Hello people. I am currently developing an Android game, and I have an issue about Application.persistentDataPath.
I built a save system for my game, and the file is being saved using Application.persistentDataPath.
The problem is that Application.persistentDataPath refers to Internal SD Storage in Android devices. That’s not the way I’m looking for saving the player progress, because it’s easy to access and share between players. I need to change the path do data/data, to make it more difficult to access (only root users can do it).
Can I manually specify the path to “data/data/com.mycompany.mygame/files”? Or is there any way to do it automatically, with or without Application.persistentDataPath? (Not using PlayerPrefs, because it’s not safe for player progression).
Thanks for now and I hope someone can lead me to a solution.
Although, i would suggest trying some other methods to discourage these files from being shared and reused.
e.g. you may be better off trying to make it harder to load the saved data, instead of just trying to hide where it lives.
One such strategy could be to use a basic 2 way encryption on your save files.

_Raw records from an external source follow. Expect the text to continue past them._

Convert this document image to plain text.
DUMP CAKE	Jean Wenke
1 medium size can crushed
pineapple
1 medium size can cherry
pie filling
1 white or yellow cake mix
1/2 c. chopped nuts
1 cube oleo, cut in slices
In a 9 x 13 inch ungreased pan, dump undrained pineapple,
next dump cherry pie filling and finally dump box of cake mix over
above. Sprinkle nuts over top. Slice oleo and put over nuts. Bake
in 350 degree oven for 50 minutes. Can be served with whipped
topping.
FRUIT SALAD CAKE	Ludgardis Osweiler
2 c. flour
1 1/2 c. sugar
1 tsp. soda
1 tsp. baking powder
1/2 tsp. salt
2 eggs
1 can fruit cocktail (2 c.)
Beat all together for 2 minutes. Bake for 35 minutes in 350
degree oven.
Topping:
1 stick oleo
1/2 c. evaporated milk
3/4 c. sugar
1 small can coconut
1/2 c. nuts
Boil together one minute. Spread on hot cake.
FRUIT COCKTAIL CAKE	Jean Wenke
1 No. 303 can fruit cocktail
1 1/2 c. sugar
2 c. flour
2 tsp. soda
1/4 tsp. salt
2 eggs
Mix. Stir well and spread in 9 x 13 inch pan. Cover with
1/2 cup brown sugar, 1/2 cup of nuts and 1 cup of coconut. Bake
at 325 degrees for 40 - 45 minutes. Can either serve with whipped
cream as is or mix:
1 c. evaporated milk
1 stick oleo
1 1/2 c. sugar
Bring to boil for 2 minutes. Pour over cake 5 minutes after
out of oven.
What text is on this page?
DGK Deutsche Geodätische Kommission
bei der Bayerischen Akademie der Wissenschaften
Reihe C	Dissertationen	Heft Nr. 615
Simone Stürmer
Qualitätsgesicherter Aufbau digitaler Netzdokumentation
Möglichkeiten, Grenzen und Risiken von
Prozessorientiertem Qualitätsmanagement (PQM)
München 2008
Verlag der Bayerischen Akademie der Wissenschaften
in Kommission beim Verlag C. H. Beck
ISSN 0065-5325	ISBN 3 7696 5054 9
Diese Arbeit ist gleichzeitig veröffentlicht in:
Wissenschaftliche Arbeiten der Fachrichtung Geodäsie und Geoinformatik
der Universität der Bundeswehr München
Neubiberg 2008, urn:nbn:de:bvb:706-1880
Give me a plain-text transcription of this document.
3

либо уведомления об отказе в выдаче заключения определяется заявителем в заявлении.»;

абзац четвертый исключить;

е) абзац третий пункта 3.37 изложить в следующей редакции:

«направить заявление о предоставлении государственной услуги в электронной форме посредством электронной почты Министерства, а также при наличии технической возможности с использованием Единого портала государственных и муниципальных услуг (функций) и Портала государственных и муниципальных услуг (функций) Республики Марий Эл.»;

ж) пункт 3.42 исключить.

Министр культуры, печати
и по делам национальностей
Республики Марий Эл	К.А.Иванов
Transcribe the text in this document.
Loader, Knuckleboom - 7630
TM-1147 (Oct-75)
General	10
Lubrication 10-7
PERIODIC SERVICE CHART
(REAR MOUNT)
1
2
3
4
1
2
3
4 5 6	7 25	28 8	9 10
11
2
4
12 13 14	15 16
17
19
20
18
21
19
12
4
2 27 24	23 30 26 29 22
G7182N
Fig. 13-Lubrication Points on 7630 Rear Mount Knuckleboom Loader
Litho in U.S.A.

For the private key, you could use something unique or device specific, salt it and/or mix it with a secret in your binary code.
deviceName The user defined name of the device (Read Only).
deviceType Returns the kind of device the application is running on (Read Only).
deviceUniqueIdentifier A unique device identifier. It is guaranteed to be unique for every device (Read Only).
Grab any of those as the app launches, and encrypt your save file using a combo of them (plus some secret string/GUID in your app too, perhaps?)
When loading a save game file, update your code to decrypt the save game file using those values.
Its not fool proof, but it makes it a lot harder for someone to just share files and reuse them. Especially if you combine it with a secret string or randomly generated GUID in your binary! (The idea here is obfuscation - you are making it harder to break, but not impossible).
Ultimately, anything stored client side can never be assumed secure or reliable - if you need a bullet proof solution, you will need to save progress server side, ask users to create accounts with passwords, use one way hashing (e.g. Bcrypt or something similar) and store those credentials etc. etc.